Much is said – and true it is – of the healing power of the kitchen against the pangs of weltschmerz. But the underlying message is creepier: that helping out New Yorkers for chump change is so much less nifty than blogging your way to fame and fortune on the back of Julia Child’s book. In a scene near the end of the movie, Julie is thunderstruck to learn, via a reporter, that her cynosure doesn’t think all that much of her or her blog, one of the few touches of discomfort in a movie otherwise steaming in its bain-marie of self-congratulation. Someone pass the Alka Seltzer, would you?

Other releases

Fish Tank
Katie Jarvis as Mia in ‘Fish Tank’
After her Oscar-winning short film Wasp and her striking feature debut Red Road, Andrea Arnold remains on impressive form with Fish Tank. This time the setting is a grim housing estate on London’s eastern outskirts. At the centre of the action – or, more precisely, inaction – is Mia (a strong debut from Kate Jarvis), a wilful, aimless teenager energised only by bouts of drinking and the ritualistic dance routines that she performs alone. She shares her depressing flat with her single mother and a younger sister, with both of whom she has seemingly loveless, verbally abusive relationships. The only warm, emotional connection she feels to another living thing is with an ailing horse belonging to local travellers – until Connor, a young Irish man (Michael Fassbender once more co-starring in a fine, notably downbeat British movie), turns up in her life as her mother’s lover.

Is Connor the father figure that Mia seeks? Or something more sinister? Is there any chance for escape? How will Mia’s uneasy relationship with her sister develop? This is a thriller of sorts, the kind of thriller that Ken Loach might make in collaboration with Michael Haneke, a slice of social-realist cinema in which we are never sure what – if anything – is about happen. It’s oppressively pessimistic but also utterly gripping.

Adventureland is a companion piece to director Greg Mottola’s previous film, Superbad, another comedy-drama about young men of college age, on the cusp of adulthood and anxious about their continued virginity. But the twist here – one of several – is that where in Superbad (and The 40 Year-Old Virgin, Porky’s, The Summer of ’42, Animal House and countless others) the leading characters were desperate to lose their cherry, James (Jesse Eisenberg, familiar from The Squid and the Whale) is a romantic waiting to find true love. The setting is Pittsburgh in the mid-1980s and the recently graduated and freshly heartbroken James is forced by circumstances to take a summer job in a run-down amusement park. There he finds friendship, falls in love and experiences more heartache but grows up at least a little. While this has its longueurs and is not without clichés, it is also a richly enjoyable, witty, well observed piece of nostalgia.
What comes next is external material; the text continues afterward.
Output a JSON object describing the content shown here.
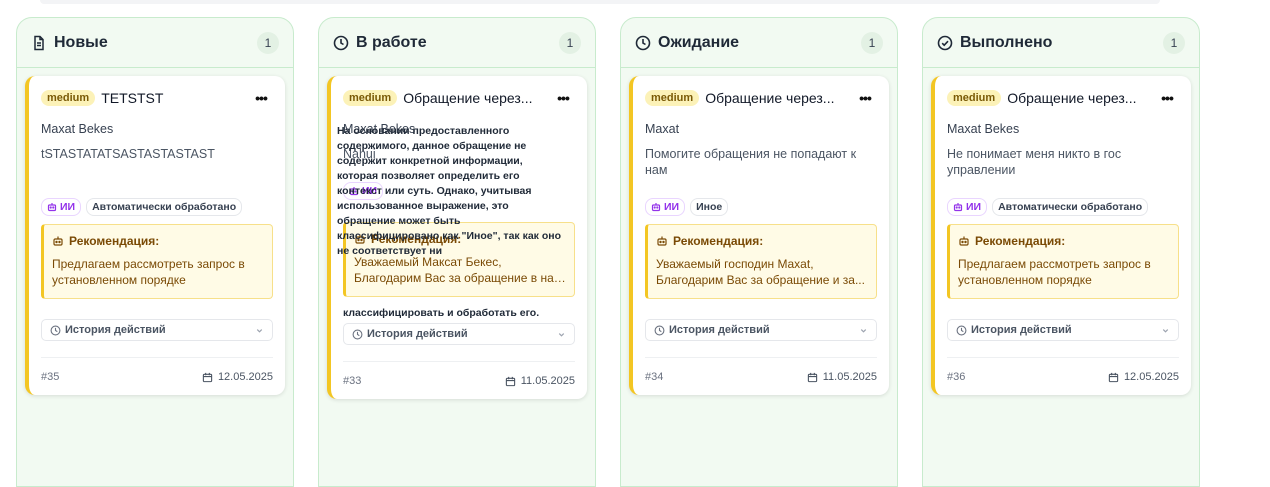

While Meryl Streep, her screen alter ego from The Devil Wears Prada, is clearly enjoying herself in Julie & Julia, Anna Wintour is on robust form, if perhaps not quite as waspish as we’d want, in The September Issue. This sleek, very entertaining documentary follows several months in the lives of the Vogue editor and assorted colleagues and associates – Sienna Miller and Mario Testino among them – as they prepare for the September 2007 issue, which, at a chunky 800-plus pages, is the longest in its history. This makes for mildly insightful viewing, and is consistently engaging, while never coming close to convincing the agnostic that the fashion world is other than frivolous. But Wintour and her long-time collaborator Grace Coddington are an amusing double act and while, perhaps conscious of the cameras, Wintour for the most part holds her notorious tongue, she can’t control her eloquently withering glances.

Dorian Gray, Oliver Parker’s third Wilde adaptation, is something of a disappointment. It is a fairly good-looking film, but eccentrically cast – Ben Barnes is insufficiently charismatic in the central role – and the real problem is that while it has some effective moments of horror it is, as a drama, peculiarly inert.
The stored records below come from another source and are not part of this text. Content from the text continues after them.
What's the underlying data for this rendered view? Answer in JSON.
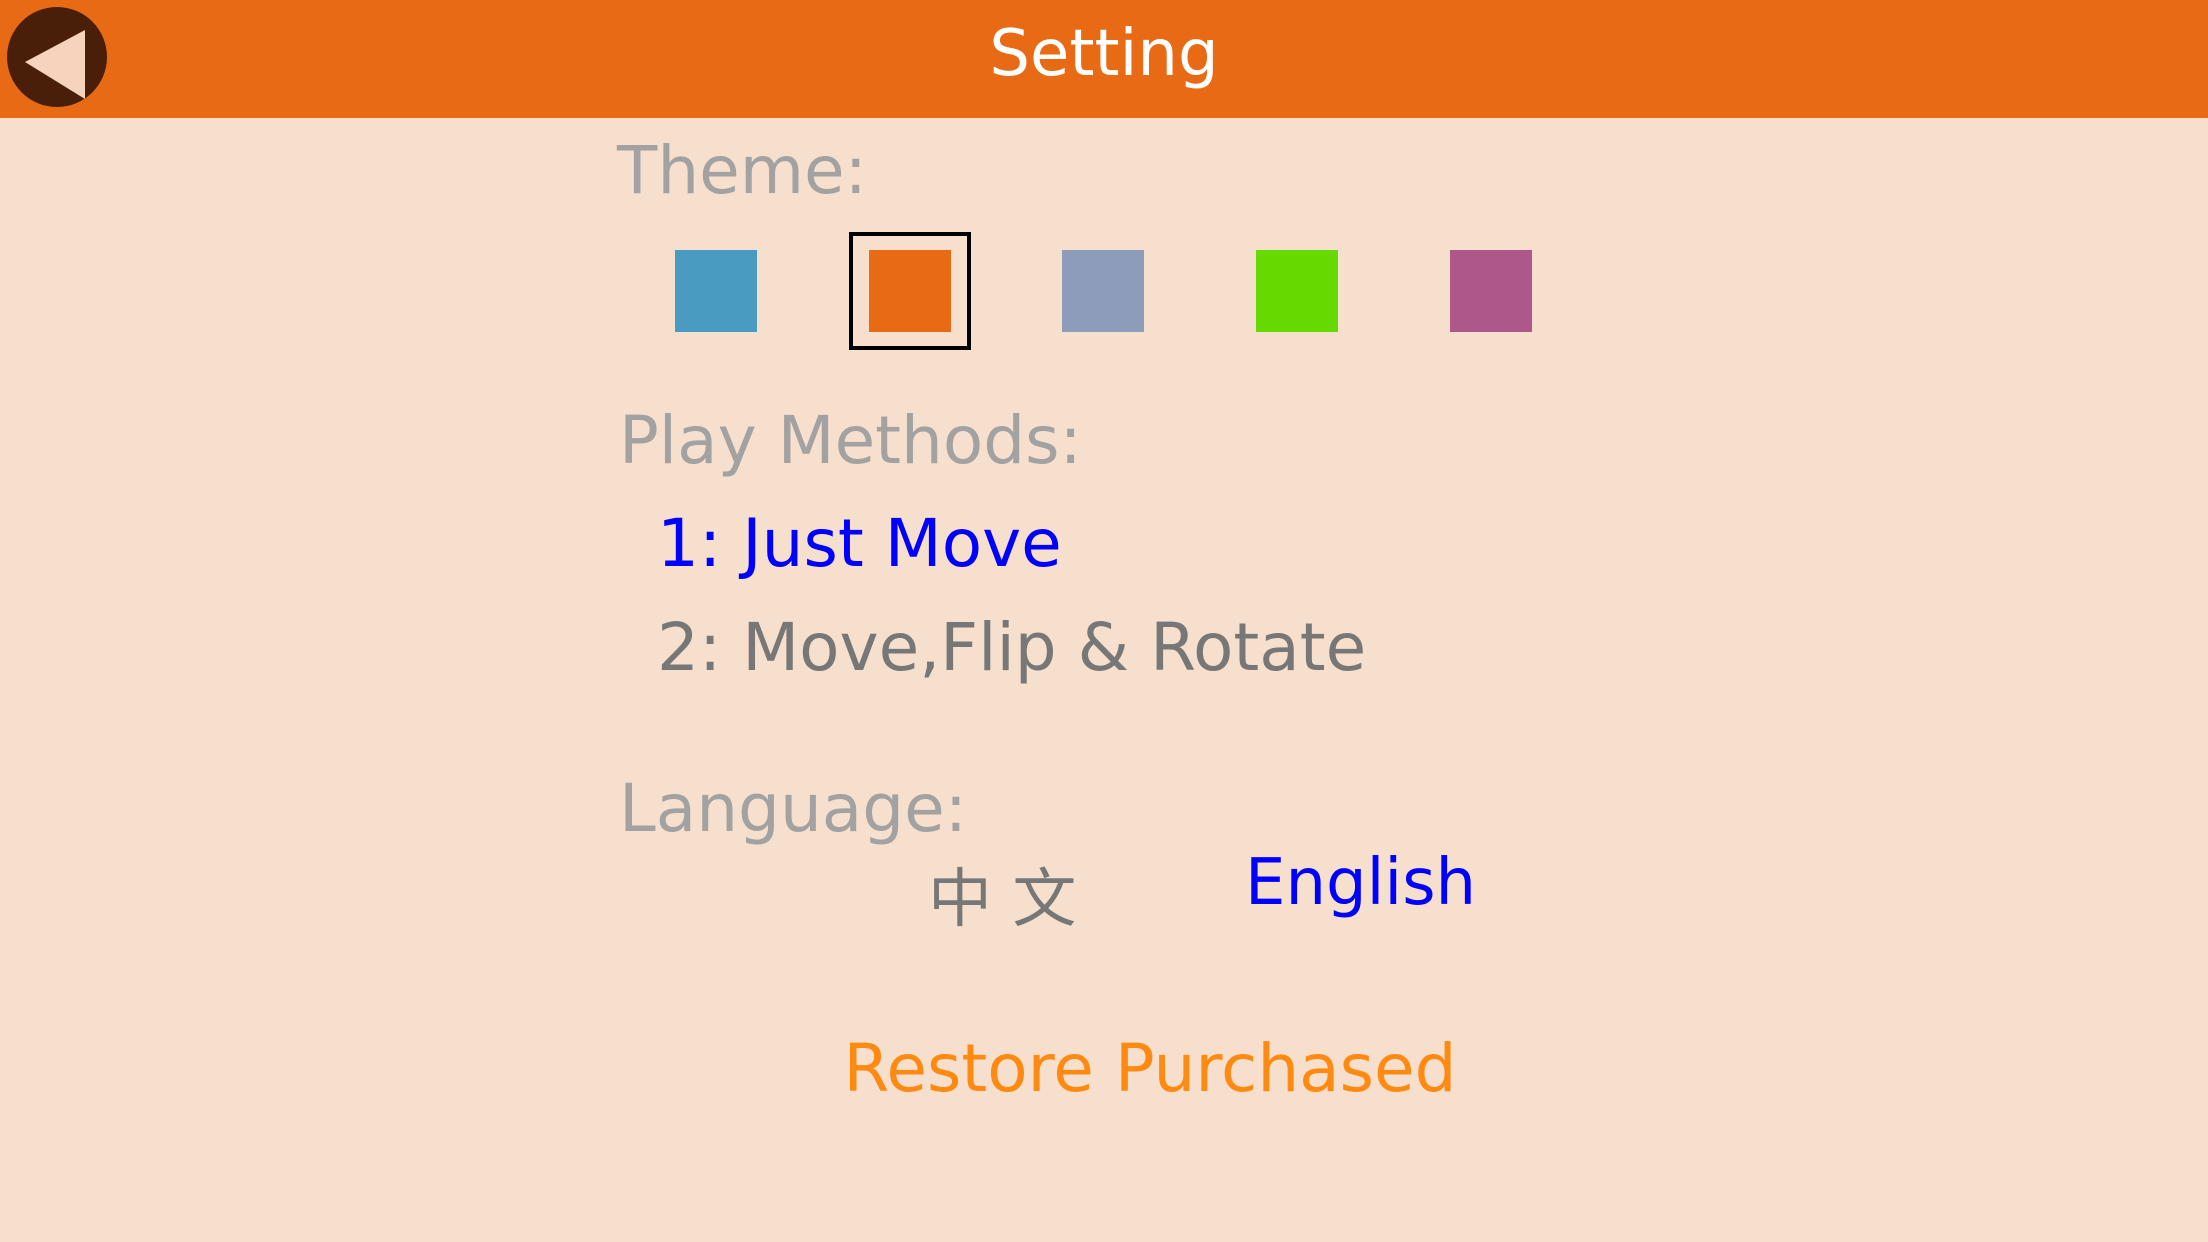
{
  "header": {
    "title": "Setting",
    "back_icon": "back-arrow-icon"
  },
  "theme": {
    "label": "Theme:",
    "selected_index": 1,
    "swatches": [
      {
        "name": "blue",
        "color": "#4a9bc1"
      },
      {
        "name": "orange",
        "color": "#e96a15"
      },
      {
        "name": "lavender",
        "color": "#8e9cbc"
      },
      {
        "name": "green",
        "color": "#66d900"
      },
      {
        "name": "magenta",
        "color": "#ad578b"
      }
    ]
  },
  "play_methods": {
    "label": "Play Methods:",
    "selected_index": 0,
    "options": [
      {
        "label": "1: Just Move"
      },
      {
        "label": "2: Move,Flip & Rotate"
      }
    ]
  },
  "language": {
    "label": "Language:",
    "selected": "English",
    "options": [
      {
        "label": "中 文"
      },
      {
        "label": "English"
      }
    ]
  },
  "restore_label": "Restore Purchased",
  "colors": {
    "accent": "#e96a15",
    "background": "#f7dfcd",
    "selected_text": "#0000ff",
    "unselected_text": "#777777",
    "section_label": "#a2a2a2",
    "restore_text": "#ff8a12"
  }
}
Sorority Row (Dir Stewart Hendler, Cert 18, 2/5) is an old-style stalker-slasher movie of no great distinction. As it must, a prelude sets up the action, which unfolds after a flash-forward of several months and consists of a mysterious assailant exacting bloody and not especially imaginative revenge on a group of egocentric college girls. White Out (Dir Dominic Sena, Cert 15, 2/5), an uninspired thriller, is no smarter than Sorority Row and is in fact notably unfortunate in not even being the week’s best or goriest horror film, in which workers at an Antarctic base are terrorised by a wraith-like and apparently unstoppable assailant. That accolade goes to The Thing (Dir John Carpenter, Cert 15, 4/5), which is looking as good as ever nearly 30 years after its original release. Finally, Miss March: Generation Penetration (Dirs Zach Cregger and Trevor Moore, Cert 15, 1/5) is a dire gross-out comedy that tackles many of the same themes as Adventureland but without an ounce of subtlety or wit.